"But that then also means that there is no Logos as such, no
Logos in and for himself. An 'in and for
himself' which lacks the determination for incarnation is simply a myth. But here I must immediately add [that] to say this
much is not to reject the concept of a logos asarkos. The Logos is united to a human person in
time, and in fact 'late in time', as Charles Wesley so nicely put it. And he does not bring his humanity into this
world, he does not bring his body down from heaven. The man Jesus is conceived by the Holy Ghost
in the womb of the Virgin precisely for the union. Or, better, to borrow I. A. Dorner’s phrase, 'for
this uniting'. So, yes, the Logos is asarkos
before he is made by the Holy Spirit to be ensarkos. Moreover, one cannot erase the concept
of a logos asarkos without completely collapsing God into the history of
the man Jesus, without erasing the Creator-creature distinction, without
surrendering the otherness of God from the world. I mention all of this because I have, on a
number of occasions, been accused of rejecting the concept of a logos
asarkos. . . . But that is a charge
that is completely without foundation. I
have from the beginning of the debate . . . quite explicitly affirmed the
existence of a logos asarkos. But
I have done so, please note, in the form of a logos incarnandus, by
which I mean the Logos who is eternally determined for incarnation, but who has
yet to be united to the man Jesus in the womb of the Virgin. Thus, the issue for me has never been whether,
prior to incarnation, there is such a thing as the logos asarkos.

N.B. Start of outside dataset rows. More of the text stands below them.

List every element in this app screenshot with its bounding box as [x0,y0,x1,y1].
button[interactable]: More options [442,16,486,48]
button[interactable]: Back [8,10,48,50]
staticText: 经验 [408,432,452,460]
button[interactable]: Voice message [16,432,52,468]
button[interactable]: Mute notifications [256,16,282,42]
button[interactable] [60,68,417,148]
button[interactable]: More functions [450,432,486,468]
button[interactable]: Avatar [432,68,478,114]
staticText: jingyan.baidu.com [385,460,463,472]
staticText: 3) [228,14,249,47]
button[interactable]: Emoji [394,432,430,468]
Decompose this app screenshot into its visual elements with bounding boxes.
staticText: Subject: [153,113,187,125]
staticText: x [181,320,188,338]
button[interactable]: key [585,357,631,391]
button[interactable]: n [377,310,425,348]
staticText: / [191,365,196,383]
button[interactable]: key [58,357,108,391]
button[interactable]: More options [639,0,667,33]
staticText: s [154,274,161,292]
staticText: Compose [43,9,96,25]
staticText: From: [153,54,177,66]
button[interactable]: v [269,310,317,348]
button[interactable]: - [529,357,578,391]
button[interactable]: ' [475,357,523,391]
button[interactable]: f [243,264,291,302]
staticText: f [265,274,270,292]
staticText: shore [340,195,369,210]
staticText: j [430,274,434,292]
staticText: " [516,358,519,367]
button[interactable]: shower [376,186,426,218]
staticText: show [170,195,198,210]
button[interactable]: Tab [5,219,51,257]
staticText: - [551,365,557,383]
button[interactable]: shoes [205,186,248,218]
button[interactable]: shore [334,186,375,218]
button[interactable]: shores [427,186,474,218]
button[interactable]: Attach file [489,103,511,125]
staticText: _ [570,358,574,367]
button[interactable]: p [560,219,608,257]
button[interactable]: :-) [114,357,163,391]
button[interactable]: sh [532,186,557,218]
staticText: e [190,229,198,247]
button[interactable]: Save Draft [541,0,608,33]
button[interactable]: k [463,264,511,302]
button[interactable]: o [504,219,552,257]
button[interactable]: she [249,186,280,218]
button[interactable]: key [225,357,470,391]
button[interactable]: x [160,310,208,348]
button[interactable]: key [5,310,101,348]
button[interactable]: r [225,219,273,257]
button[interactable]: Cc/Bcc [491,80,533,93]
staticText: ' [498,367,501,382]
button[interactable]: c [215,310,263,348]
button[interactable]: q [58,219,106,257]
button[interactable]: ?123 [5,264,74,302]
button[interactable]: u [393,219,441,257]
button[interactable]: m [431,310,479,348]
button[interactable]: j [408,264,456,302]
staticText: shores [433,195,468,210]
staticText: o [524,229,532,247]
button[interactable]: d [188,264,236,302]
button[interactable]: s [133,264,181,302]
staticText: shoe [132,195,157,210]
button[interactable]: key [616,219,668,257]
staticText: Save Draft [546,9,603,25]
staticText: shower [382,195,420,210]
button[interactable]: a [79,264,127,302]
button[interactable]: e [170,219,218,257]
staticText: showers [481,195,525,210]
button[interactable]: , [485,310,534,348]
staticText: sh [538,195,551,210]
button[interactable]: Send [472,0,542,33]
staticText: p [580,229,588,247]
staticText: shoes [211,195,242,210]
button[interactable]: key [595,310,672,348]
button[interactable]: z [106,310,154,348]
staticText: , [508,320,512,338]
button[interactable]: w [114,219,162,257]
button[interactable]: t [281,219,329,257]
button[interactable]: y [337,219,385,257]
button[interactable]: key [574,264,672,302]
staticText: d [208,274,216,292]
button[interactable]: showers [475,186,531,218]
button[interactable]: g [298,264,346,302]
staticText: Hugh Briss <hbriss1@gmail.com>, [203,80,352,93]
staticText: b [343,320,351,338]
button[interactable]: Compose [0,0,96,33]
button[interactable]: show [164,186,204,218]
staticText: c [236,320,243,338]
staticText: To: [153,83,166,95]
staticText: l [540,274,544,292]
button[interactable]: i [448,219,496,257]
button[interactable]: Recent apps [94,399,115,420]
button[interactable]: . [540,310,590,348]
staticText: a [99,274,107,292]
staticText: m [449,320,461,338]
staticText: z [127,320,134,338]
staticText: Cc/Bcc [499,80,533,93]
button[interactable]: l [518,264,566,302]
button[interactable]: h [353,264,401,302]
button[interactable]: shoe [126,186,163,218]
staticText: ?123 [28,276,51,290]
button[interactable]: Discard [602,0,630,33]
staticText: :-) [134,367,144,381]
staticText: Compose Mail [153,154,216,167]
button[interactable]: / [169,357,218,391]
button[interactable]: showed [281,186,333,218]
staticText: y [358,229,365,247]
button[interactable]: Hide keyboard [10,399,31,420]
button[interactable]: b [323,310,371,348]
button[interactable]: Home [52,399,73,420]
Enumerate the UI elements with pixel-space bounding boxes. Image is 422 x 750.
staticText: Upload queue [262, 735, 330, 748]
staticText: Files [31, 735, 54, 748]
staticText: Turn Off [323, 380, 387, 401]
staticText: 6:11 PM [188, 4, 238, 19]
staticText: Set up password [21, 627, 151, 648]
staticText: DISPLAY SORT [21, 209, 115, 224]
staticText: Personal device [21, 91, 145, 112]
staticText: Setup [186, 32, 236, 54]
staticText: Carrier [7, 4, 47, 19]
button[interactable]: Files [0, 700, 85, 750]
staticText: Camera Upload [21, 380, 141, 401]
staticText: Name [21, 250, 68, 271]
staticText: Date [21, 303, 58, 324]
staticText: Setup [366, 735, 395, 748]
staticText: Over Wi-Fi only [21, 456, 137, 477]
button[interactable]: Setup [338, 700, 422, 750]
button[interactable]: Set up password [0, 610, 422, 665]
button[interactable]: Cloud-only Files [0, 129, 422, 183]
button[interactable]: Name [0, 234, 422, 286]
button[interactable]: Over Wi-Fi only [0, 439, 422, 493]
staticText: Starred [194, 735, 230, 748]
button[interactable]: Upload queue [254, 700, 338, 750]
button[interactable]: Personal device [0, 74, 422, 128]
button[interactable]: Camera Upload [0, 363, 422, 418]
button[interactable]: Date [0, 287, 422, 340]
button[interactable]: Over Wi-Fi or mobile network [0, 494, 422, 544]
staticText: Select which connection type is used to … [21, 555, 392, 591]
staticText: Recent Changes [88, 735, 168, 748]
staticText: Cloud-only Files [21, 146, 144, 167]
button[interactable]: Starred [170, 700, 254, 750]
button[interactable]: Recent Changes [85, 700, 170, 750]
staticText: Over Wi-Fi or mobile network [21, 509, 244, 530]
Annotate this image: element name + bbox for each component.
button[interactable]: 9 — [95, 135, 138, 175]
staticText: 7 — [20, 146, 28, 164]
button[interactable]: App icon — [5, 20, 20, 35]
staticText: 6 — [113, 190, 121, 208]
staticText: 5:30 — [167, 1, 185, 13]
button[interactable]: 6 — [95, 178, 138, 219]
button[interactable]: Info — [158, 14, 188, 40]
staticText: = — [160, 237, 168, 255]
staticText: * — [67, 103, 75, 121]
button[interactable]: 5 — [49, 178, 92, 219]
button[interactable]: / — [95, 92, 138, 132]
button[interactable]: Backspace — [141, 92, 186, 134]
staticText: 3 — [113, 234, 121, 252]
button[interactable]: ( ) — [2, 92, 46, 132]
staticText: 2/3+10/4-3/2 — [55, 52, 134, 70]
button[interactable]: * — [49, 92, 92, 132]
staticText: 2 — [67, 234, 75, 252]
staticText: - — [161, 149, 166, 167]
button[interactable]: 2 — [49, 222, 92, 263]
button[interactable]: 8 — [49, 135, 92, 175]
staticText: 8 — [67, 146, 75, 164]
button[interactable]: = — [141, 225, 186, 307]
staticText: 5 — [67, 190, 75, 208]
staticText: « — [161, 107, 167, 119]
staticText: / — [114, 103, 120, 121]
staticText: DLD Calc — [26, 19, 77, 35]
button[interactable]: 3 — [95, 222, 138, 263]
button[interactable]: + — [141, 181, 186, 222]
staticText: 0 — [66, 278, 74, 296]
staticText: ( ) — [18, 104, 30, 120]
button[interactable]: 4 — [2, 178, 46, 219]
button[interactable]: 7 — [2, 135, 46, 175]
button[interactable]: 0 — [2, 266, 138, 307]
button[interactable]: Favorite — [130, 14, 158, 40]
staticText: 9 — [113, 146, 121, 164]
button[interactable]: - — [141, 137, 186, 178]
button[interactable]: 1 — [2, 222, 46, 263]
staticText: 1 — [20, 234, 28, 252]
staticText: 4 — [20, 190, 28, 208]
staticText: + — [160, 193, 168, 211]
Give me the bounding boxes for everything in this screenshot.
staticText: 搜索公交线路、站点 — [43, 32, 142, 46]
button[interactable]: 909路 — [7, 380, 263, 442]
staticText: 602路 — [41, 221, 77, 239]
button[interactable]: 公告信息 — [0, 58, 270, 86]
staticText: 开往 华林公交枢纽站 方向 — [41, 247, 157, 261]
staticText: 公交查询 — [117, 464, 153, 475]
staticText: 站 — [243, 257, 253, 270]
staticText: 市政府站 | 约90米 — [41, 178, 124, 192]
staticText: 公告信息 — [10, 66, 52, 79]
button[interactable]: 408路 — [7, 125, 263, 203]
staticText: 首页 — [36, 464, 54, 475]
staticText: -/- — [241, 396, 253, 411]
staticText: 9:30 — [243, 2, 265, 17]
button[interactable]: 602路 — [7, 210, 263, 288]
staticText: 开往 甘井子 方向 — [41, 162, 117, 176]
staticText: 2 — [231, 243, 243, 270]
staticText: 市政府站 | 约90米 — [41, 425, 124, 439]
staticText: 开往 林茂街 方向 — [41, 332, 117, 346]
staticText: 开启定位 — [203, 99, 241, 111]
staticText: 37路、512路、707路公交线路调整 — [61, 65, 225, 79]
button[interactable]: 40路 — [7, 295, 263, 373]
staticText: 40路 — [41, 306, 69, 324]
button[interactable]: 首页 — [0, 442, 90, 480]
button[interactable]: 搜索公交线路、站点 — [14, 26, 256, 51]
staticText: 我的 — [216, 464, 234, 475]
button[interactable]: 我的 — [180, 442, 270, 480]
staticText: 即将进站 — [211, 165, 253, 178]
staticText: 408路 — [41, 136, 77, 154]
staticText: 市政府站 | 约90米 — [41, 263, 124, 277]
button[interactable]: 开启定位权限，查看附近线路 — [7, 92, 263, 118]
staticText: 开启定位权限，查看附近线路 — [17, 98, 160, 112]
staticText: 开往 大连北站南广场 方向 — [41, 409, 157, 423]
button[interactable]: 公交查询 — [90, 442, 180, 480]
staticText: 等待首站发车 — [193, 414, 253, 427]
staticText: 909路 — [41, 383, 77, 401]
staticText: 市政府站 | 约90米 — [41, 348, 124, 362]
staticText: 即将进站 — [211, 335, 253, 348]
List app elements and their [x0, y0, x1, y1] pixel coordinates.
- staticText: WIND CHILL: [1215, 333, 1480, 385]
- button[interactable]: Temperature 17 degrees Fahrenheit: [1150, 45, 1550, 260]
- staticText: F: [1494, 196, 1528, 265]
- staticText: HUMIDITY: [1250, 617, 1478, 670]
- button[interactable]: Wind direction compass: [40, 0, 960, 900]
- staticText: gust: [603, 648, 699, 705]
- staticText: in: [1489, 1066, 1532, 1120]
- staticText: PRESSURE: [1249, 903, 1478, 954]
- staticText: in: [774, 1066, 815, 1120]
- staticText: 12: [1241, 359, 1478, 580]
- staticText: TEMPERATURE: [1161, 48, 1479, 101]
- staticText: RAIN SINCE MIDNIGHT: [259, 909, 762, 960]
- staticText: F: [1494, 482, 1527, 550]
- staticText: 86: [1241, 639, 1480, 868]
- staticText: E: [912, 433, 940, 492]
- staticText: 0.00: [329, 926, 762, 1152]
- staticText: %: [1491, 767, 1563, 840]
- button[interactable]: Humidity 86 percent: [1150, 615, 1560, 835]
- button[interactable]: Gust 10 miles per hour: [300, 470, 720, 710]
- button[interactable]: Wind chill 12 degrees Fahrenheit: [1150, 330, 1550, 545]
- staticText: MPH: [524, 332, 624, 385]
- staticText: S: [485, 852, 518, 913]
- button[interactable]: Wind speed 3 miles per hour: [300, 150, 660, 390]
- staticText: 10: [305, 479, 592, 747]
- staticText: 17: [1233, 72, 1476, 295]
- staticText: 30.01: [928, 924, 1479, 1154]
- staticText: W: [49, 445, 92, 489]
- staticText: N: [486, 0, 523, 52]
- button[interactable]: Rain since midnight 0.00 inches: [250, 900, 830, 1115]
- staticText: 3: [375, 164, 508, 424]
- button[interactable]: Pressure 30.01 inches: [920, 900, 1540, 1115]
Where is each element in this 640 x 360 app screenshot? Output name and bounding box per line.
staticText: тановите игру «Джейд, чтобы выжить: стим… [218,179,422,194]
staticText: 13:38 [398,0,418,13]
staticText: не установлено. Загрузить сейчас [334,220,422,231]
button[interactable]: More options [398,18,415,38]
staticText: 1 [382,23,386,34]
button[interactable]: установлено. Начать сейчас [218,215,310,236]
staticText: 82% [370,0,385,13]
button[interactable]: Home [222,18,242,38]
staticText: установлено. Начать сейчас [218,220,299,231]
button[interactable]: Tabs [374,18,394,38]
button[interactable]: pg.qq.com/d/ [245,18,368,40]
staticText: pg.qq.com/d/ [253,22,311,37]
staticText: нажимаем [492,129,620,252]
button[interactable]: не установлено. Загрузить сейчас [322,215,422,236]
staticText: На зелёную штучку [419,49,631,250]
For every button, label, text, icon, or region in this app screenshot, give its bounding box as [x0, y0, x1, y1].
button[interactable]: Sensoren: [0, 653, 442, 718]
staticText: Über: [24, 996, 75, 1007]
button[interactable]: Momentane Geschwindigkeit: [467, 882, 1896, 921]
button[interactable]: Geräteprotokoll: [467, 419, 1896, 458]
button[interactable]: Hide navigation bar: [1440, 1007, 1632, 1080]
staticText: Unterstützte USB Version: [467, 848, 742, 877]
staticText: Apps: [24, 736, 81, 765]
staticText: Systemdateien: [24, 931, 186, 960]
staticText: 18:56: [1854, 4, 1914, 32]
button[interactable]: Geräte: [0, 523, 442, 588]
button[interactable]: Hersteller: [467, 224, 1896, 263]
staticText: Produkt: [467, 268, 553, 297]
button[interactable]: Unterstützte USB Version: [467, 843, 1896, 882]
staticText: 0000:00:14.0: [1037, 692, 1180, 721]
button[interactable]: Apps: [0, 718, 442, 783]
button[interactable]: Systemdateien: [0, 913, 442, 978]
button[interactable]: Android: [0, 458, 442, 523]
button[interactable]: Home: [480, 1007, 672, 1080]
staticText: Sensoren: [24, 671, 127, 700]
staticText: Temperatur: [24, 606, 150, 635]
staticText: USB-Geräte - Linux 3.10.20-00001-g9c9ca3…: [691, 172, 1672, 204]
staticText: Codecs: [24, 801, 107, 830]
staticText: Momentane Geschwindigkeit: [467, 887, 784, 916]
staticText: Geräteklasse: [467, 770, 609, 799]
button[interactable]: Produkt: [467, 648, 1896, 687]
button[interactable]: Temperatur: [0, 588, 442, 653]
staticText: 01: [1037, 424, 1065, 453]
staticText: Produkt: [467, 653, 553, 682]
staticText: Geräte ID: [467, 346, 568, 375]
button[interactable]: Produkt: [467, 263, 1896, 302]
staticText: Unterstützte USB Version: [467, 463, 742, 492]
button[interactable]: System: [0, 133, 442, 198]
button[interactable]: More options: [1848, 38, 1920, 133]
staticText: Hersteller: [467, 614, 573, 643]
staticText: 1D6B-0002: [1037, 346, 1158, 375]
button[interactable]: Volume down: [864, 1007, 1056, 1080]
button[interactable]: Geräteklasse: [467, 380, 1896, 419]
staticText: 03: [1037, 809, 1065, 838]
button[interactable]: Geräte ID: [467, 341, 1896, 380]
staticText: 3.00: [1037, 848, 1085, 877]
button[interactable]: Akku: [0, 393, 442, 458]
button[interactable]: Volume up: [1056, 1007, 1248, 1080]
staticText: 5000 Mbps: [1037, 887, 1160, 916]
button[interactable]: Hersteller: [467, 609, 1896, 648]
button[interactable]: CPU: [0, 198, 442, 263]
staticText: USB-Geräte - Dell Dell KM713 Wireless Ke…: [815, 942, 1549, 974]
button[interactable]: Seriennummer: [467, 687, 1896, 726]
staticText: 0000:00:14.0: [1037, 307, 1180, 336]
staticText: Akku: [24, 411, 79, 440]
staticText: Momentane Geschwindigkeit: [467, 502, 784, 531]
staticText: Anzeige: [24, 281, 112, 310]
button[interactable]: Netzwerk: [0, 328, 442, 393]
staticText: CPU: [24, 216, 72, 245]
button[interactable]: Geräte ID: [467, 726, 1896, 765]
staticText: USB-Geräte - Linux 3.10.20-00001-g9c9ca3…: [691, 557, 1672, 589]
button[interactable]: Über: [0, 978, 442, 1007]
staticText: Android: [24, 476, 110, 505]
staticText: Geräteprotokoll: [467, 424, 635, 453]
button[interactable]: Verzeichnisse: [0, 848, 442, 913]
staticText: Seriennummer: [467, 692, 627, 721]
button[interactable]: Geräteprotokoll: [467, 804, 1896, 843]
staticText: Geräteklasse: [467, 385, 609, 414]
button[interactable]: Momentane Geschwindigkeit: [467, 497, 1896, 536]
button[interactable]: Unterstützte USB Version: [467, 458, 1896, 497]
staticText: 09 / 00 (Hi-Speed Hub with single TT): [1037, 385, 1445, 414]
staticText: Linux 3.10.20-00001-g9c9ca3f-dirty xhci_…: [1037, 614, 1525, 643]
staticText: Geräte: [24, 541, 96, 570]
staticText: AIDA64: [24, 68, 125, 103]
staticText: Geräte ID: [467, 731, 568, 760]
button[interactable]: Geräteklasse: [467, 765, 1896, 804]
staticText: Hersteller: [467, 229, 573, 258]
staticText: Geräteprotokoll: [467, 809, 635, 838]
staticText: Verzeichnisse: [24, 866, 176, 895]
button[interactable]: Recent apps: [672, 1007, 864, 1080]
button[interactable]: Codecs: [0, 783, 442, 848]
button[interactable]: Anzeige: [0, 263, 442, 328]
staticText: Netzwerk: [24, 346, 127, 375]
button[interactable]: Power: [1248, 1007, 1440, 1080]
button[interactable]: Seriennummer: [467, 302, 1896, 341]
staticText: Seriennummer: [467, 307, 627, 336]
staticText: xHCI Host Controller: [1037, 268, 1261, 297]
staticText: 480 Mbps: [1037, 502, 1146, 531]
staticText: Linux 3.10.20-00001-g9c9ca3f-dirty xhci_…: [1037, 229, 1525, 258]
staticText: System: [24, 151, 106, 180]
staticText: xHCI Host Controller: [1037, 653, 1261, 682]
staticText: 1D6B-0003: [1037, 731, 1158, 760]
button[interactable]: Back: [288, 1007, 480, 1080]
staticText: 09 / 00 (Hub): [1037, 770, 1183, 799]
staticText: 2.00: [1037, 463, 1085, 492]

The issue has always had to do with his identity. . . . his identity in eternity
and his identity in time are the same:
Jesus Christ."
Bruce Lindley McCormack, "The processions contain the missions: reconstructing the doctrine of an immanent Trinity," Kantzer Lecture no. 6, Carl F. H. Henry Center for Theological Understanding, Trinity Evangelical Divinity School, 3 October 2011, 37:43 and following. There is much more of
significance after this point. (I'm not yet taking a side in this debate, by the way; just noting the precision here.)